It is traditionally believed that the best information sources on an airplane or vehicle should come from the country of the plane's or vehicle's origin; this time we definitely deal with a happy exception to this rule. And, after all, the Airacobra had seen so much service with the VVS that it would be no serious distortion of the truth to say it was a Soviet aircraft probably to the same extent it was the American one. As if trying to confirm this, the reviewed book published in Eastern Europe outscores everything I have seen and read on the P-39, including the US-published stuff.

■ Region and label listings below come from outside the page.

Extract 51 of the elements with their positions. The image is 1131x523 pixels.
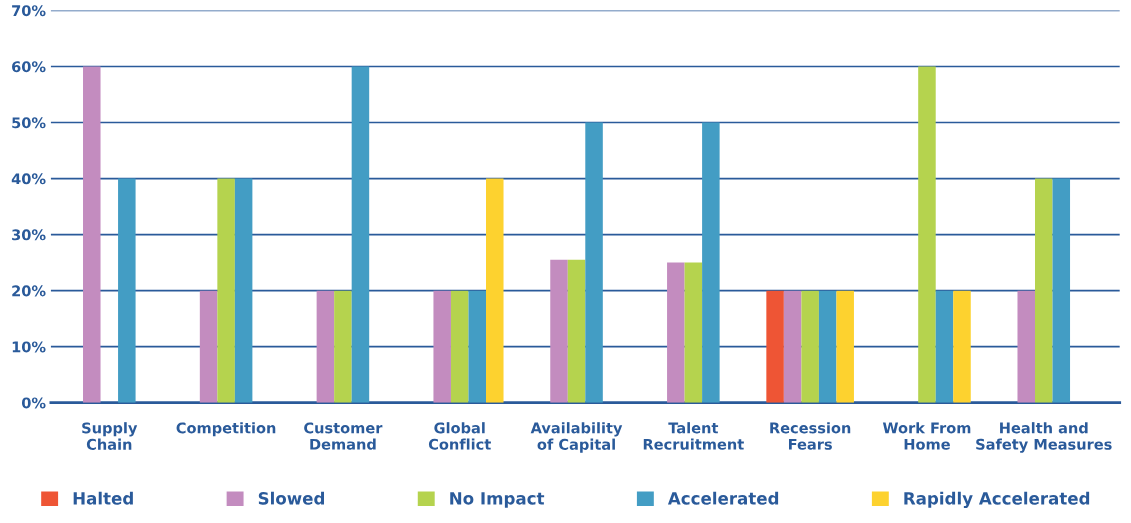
bar [766, 290, 784, 403]
bar [234, 178, 253, 403]
x-tick-label: Recession Fears [770, 422, 851, 450]
bar [702, 122, 720, 403]
bar [450, 290, 469, 403]
bar [667, 262, 685, 403]
bar [486, 178, 504, 403]
bar [818, 290, 837, 403]
bar [1017, 290, 1035, 403]
bar [550, 259, 568, 403]
bar [217, 178, 235, 403]
x-tick-label: Availability of Capital [530, 422, 623, 453]
y-tick-label: 50% [12, 117, 46, 129]
y-tick-label: 40% [11, 173, 46, 185]
legend-label: Halted [73, 491, 133, 505]
legend-label: No Impact [450, 492, 545, 508]
x-tick-label: Health and Safety Measures [976, 422, 1112, 453]
x-tick-label: Customer Demand [304, 422, 383, 450]
bar [918, 66, 936, 403]
legend-label: Accelerated [667, 491, 779, 505]
y-tick-label: 30% [12, 229, 46, 241]
legend-label: Rapidly Accelerated [904, 491, 1090, 508]
bar [1052, 178, 1071, 403]
bar [351, 66, 370, 403]
bar [585, 122, 603, 403]
bar [783, 290, 802, 403]
bar [801, 290, 819, 403]
bar [118, 178, 136, 403]
bar [316, 290, 335, 403]
bar [567, 259, 586, 403]
x-tick-label: Talent Recruitment [643, 422, 744, 450]
y-tick-label: 20% [12, 285, 46, 297]
x-tick-label: Supply Chain [82, 422, 138, 450]
y-tick-label: 0% [21, 397, 46, 409]
bar [334, 290, 352, 403]
bar [468, 290, 487, 403]
x-tick-label: Work From Home [882, 422, 971, 450]
bar [836, 290, 854, 403]
bar [1035, 178, 1053, 403]
bar [953, 290, 971, 403]
y-tick-label: 10% [12, 341, 46, 353]
y-tick-label: 70% [12, 5, 46, 17]
bar [935, 290, 954, 403]
bar [684, 262, 703, 403]
x-tick-label: Global Conflict [428, 422, 491, 450]
bar [433, 290, 451, 403]
legend-label: Slowed [258, 491, 324, 505]
bar [83, 66, 101, 403]
x-tick-label: Competition [176, 422, 276, 437]
y-tick-label: 60% [12, 61, 46, 73]
bar [199, 290, 218, 403]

Just a reminder, V.Roman aka Valery Romanenko is a well known VVS researcher who undoubtedly is one of the best lend-lease aircraft specialists, and I am sure many VVS history fans do remember his first book of the "Avia-retro" series, "Aerokobry vstupayut v boy" ('Airacobras enter combat') published in 1993 and dealing with early "snakes" with 20mm cannon (Airacobra I/P-400 through P-39D-1/-2). What we have now is the second book of the same series. The new book inherited the manner of presentation, the depth of research and the attitude but, very fortunately, there is little resemblance between the old and the new book speaking of the style and quality of print. The recent one is done on a high quality paper, full A4 size, allowing a very good reproduction of photos.

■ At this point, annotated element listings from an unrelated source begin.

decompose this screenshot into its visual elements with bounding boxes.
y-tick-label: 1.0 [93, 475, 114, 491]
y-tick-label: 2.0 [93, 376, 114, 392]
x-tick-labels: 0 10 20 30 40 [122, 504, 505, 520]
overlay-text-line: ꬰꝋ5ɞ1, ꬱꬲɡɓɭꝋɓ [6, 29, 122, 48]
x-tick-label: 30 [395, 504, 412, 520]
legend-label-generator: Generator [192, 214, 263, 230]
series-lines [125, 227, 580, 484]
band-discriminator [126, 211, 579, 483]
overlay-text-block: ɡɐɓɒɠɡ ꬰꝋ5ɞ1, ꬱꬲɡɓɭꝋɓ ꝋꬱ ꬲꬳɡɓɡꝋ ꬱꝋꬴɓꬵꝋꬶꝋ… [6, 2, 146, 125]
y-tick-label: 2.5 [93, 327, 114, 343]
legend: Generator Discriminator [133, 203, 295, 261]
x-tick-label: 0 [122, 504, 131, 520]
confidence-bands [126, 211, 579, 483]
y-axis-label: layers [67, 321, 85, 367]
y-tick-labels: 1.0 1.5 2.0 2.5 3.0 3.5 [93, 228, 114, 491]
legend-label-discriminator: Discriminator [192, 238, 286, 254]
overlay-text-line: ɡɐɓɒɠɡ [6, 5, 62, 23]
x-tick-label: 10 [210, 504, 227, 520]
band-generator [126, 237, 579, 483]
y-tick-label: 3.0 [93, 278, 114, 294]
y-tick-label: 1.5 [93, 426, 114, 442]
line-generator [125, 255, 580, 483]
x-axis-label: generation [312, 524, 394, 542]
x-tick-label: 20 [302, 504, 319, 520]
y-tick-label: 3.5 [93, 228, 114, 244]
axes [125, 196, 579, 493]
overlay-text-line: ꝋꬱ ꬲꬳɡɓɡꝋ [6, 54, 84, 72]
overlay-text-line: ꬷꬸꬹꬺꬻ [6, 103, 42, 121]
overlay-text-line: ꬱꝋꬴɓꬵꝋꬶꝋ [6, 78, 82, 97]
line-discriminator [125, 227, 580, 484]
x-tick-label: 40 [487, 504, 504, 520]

The new book covers models K through M, the mid-production Cobras, which were delivered in numbers to the Soviet Union. The book starts with a brief account of development and service of early models (C/D/P-400) which looks appropriate since the first issue has long been out of print and is not too easily available. Part 2 dwells on an uneasy history of shipping the P-39K/L/M to the USSR, followed by the story of combat service of the type in the VVS and Naval aviation as well as test accounts from the Air Force Research Institute (NII VVS). Part 3 presents the technical description of the P-39K/L/M and contains a few drawings of cockpits, equipment, armament etc. In particular, this is the first time separate cockpit drawings for each version considered are presented.

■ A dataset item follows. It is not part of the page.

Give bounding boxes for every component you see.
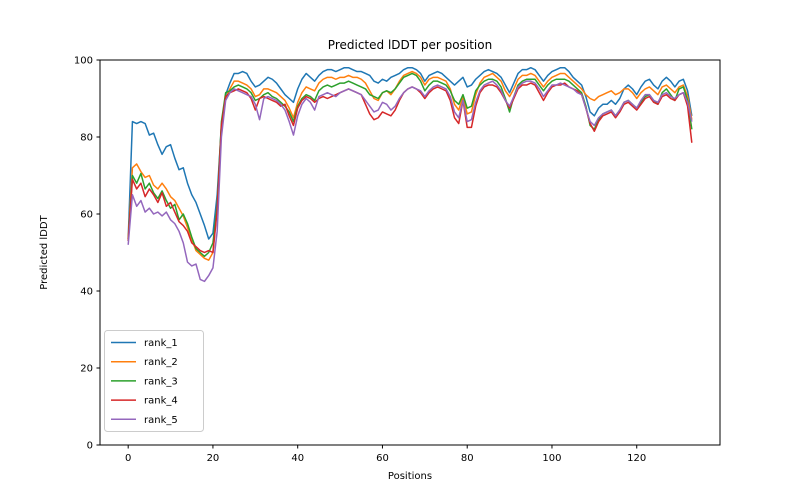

The color paperback cover provides 3 pages of nicely made color profiles, and I am sure many of these will cause substantial modellers' interest. For instance, among them you'll find A Pokryshkin's first P-39K Airacobra that he flew in time of Kuban' air battle (spring 1943) claiming 17 German aircraft.
Here is what I would like to single out as big values the book brings up:
Photographs. Over 70 pictures of excellent quality, including a big number of wartime shots of planes in the US and Soviet service and a nice little walkaround of the Niagara Falls Museum's Q-15 done by Ilya Grinberg
Thoroughness of research. The author tracks all units that used the subtypes in question, lists deliveries, sorties, losses and writeoffs, quotes serial numbers. In my opinion, the job Valery has done could be considered as a pattern to follow when doing a similar research.
The book has an insert of 4 A3-sized pages with highly detailed scale drawings that are done very well and reportedly could beat all earlier efforts on accuracy.
The text is in Russian, all photos have Russian and English captions.
The book is strongly recommended to everyone interested in the P-39 and in the Soviet Aviation History. My congratulations and best wishes to Valery Romanenko who will hopefully continue with the P-39N and Q some day. No doubt the follow-up is going to be exciting.